Language is the most obvious cultural challenge to overcome. Content can be translated into different languages relatively easily, but the subtler implications and nuances can sometimes be lost in this process.
Other cultural considerations include colours, symbols and images, and the way they are perceived in different cultures – some images may seem innocuous to many, but seem deeply inappropriate to others. This could lead to poor engagement with the learning, and a failure to meet the learning objectives.
Is standardising the answer?
Many organisations will standardise behaviours and processes. This makes sense for a number of reasons, such as the centralisation of support structures, transparency and visibility, transferability of skills within the organisation and repeatability of training interventions.
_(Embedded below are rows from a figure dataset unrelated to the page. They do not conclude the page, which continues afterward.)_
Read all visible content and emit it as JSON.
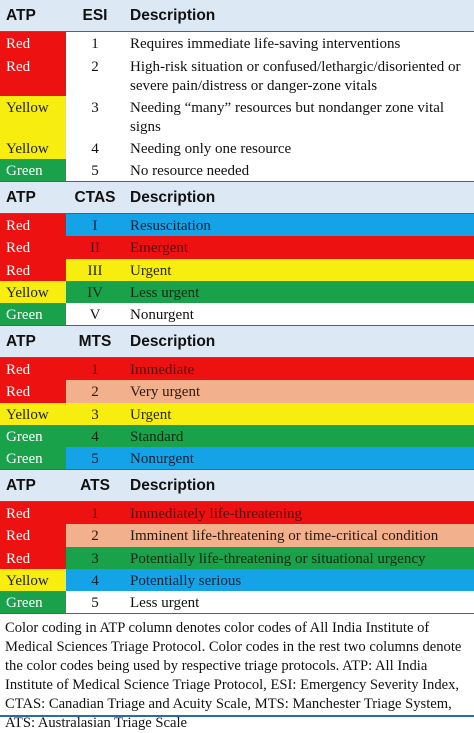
{
  "colors": {
    "Red": "#ee1111",
    "Yellow": "#f7ee10",
    "Green": "#1aa24a",
    "Blue": "#13a3e6",
    "Peach": "#f2b08c",
    "White": "#ffffff"
  },
  "sections": [
    {
      "h0": "ATP",
      "h1": "ESI",
      "h2": "Description",
      "rows": [
        {
          "atp": "Red",
          "num": "1",
          "desc": "Requires immediate life-saving interventions",
          "rest": "White",
          "h": 23
        },
        {
          "atp": "Red",
          "num": "2",
          "desc": "High-risk situation or confused/lethargic/disoriented or severe pain/distress or danger-zone vitals",
          "rest": "White",
          "h": 41
        },
        {
          "atp": "Yellow",
          "num": "3",
          "desc": "Needing “many” resources but nondanger zone vital signs",
          "rest": "White",
          "h": 41
        },
        {
          "atp": "Yellow",
          "num": "4",
          "desc": "Needing only one resource",
          "rest": "White",
          "h": 22
        },
        {
          "atp": "Green",
          "num": "5",
          "desc": "No resource needed",
          "rest": "White",
          "h": 22
        }
      ]
    },
    {
      "h0": "ATP",
      "h1": "CTAS",
      "h2": "Description",
      "rows": [
        {
          "atp": "Red",
          "num": "I",
          "desc": "Resuscitation",
          "rest": "Blue",
          "h": 22
        },
        {
          "atp": "Red",
          "num": "II",
          "desc": "Emergent",
          "rest": "Red",
          "h": 23
        },
        {
          "atp": "Red",
          "num": "III",
          "desc": "Urgent",
          "rest": "Yellow",
          "h": 22
        },
        {
          "atp": "Yellow",
          "num": "IV",
          "desc": "Less urgent",
          "rest": "Green",
          "h": 22
        },
        {
          "atp": "Green",
          "num": "V",
          "desc": "Nonurgent",
          "rest": "White",
          "h": 22
        }
      ]
    },
    {
      "h0": "ATP",
      "h1": "MTS",
      "h2": "Description",
      "rows": [
        {
          "atp": "Red",
          "num": "1",
          "desc": "Immediate",
          "rest": "Red",
          "h": 22
        },
        {
          "atp": "Red",
          "num": "2",
          "desc": "Very urgent",
          "rest": "Peach",
          "h": 23
        },
        {
          "atp": "Yellow",
          "num": "3",
          "desc": "Urgent",
          "rest": "Yellow",
          "h": 22
        },
        {
          "atp": "Green",
          "num": "4",
          "desc": "Standard",
          "rest": "Green",
          "h": 22
        },
        {
          "atp": "Green",
          "num": "5",
          "desc": "Nonurgent",
          "rest": "Blue",
          "h": 22
        }
      ]
    },
    {
      "h0": "ATP",
      "h1": "ATS",
      "h2": "Description",
      "rows": [
        {
          "atp": "Red",
          "num": "1",
          "desc": "Immediately life-threatening",
          "rest": "Red",
          "h": 22
        },
        {
          "atp": "Red",
          "num": "2",
          "desc": "Imminent life-threatening or time-critical condition",
          "rest": "Peach",
          "h": 23
        },
        {
          "atp": "Red",
          "num": "3",
          "desc": "Potentially life-threatening or situational urgency",
          "rest": "Green",
          "h": 22
        },
        {
          "atp": "Yellow",
          "num": "4",
          "desc": "Potentially serious",
          "rest": "Blue",
          "h": 22
        },
        {
          "atp": "Green",
          "num": "5",
          "desc": "Less urgent",
          "rest": "White",
          "h": 22
        }
      ]
    }
  ],
  "caption": "Color coding in ATP column denotes color codes of All India Institute of Medical Sciences Triage Protocol. Color codes in the rest two columns denote the color codes being used by respective triage protocols. ATP: All India Institute of Medical Science Triage Protocol, ESI: Emergency Severity Index, CTAS: Canadian Triage and Acuity Scale, MTS: Manchester Triage System, ATS: Australasian Triage Scale"
}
Most organisations will have some unifying cultural elements that are a defining part of their organisation. Generally this is likely to derive from the nation where the organisation is based, or originated, leading to it “imposing” a cultural norm on the entire global audience, and hoping that they all jump on board.
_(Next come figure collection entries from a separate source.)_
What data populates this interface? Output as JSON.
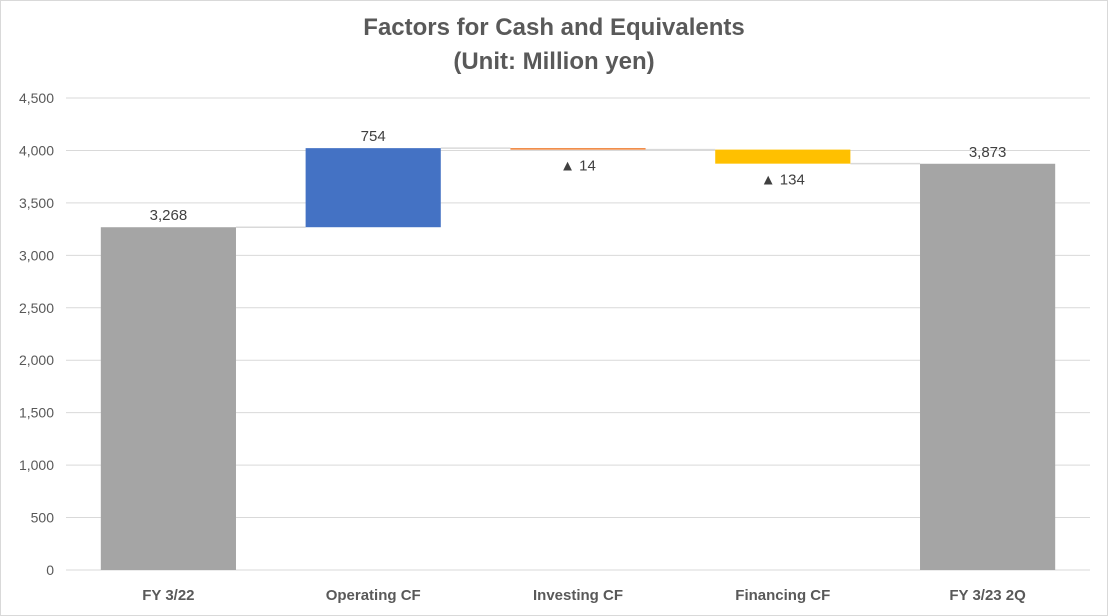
{
  "chart_data": {
    "type": "bar",
    "subtype": "waterfall",
    "title_line1": "Factors for Cash and Equivalents",
    "title_line2": "(Unit: Million yen)",
    "categories": [
      "FY 3/22",
      "Operating CF",
      "Investing CF",
      "Financing CF",
      "FY 3/23 2Q"
    ],
    "values": [
      3268,
      754,
      -14,
      -134,
      3873
    ],
    "bar_kind": [
      "total",
      "increase",
      "decrease",
      "decrease",
      "total"
    ],
    "data_labels": [
      "3,268",
      "754",
      "▲ 14",
      "▲ 134",
      "3,873"
    ],
    "colors": [
      "#a5a5a5",
      "#4472c4",
      "#ed7d31",
      "#ffc000",
      "#a5a5a5"
    ],
    "ylim": [
      0,
      4500
    ],
    "yticks": [
      0,
      500,
      1000,
      1500,
      2000,
      2500,
      3000,
      3500,
      4000,
      4500
    ],
    "ytick_labels": [
      "0",
      "500",
      "1,000",
      "1,500",
      "2,000",
      "2,500",
      "3,000",
      "3,500",
      "4,000",
      "4,500"
    ],
    "grid": true,
    "legend": "none"
  }
}
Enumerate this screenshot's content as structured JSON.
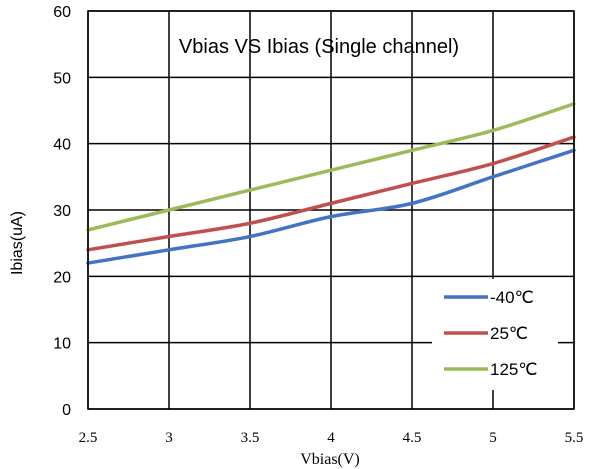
{
  "chart_data": {
    "type": "line",
    "title": "Vbias VS Ibias (Single channel)",
    "xlabel": "Vbias(V)",
    "ylabel": "Ibias(uA)",
    "x": [
      2.5,
      3,
      3.5,
      4,
      4.5,
      5,
      5.5
    ],
    "xticks": [
      "2.5",
      "3",
      "3.5",
      "4",
      "4.5",
      "5",
      "5.5"
    ],
    "yticks": [
      "0",
      "10",
      "20",
      "30",
      "40",
      "50",
      "60"
    ],
    "xlim": [
      2.5,
      5.5
    ],
    "ylim": [
      0,
      60
    ],
    "grid": true,
    "legend_position": "bottom-right",
    "series": [
      {
        "name": "-40℃",
        "color": "#4472C4",
        "values": [
          22,
          24,
          26,
          29,
          31,
          35,
          39
        ]
      },
      {
        "name": "25℃",
        "color": "#C0504D",
        "values": [
          24,
          26,
          28,
          31,
          34,
          37,
          41
        ]
      },
      {
        "name": "125℃",
        "color": "#9BBB59",
        "values": [
          27,
          30,
          33,
          36,
          39,
          42,
          46
        ]
      }
    ]
  }
}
What about other approaches?
So it would seem that there are three possible approaches to this challenge; Firstly, to ignore any cultural differences, and expect the audience to conform to the “default” culture; secondly to create a bespoke solution for each specific cultural audience; and thirdly, to create a core “culture-neutral” training product, and tailor it to the different audiences as appropriate.
The first option is laden with risk, as user-adoption could be badly affected if the cultural tone misses the mark for any section of the audience. The second is the “perfect world” option, but will ramp up the cost, when most people are trimming rather than increasing their training spend. Also the key messages could end up being inconsistent without strong governance.
The best option?
The third option would then seem to be the most attractive – but how to do it? Well the first step I would put in place is a network of local representatives,who are aligned with the core messages of the training, but are able to either suggest or implement minor changes where needed. These could relate to language, look and feel or other culture-dependent elements. Involving local representatives will also increase credibility and engagement, as people recognise that their local training needs are being addressed.
We still have to accommodate different learning styles that are invariably affected by culture. Happily, much of what this involves aligns with current trends in learning: providing a range of learning in different forms, face to face, elearning, online learning etc. Flexibility seems to be of real benefit, ultimately giving choice and providing the right learning for the right audience. This, with knowing the audience in the first place, will help in designing and delivering learning to different cultures.
What have you found works when designing and delivering learning for a global audience?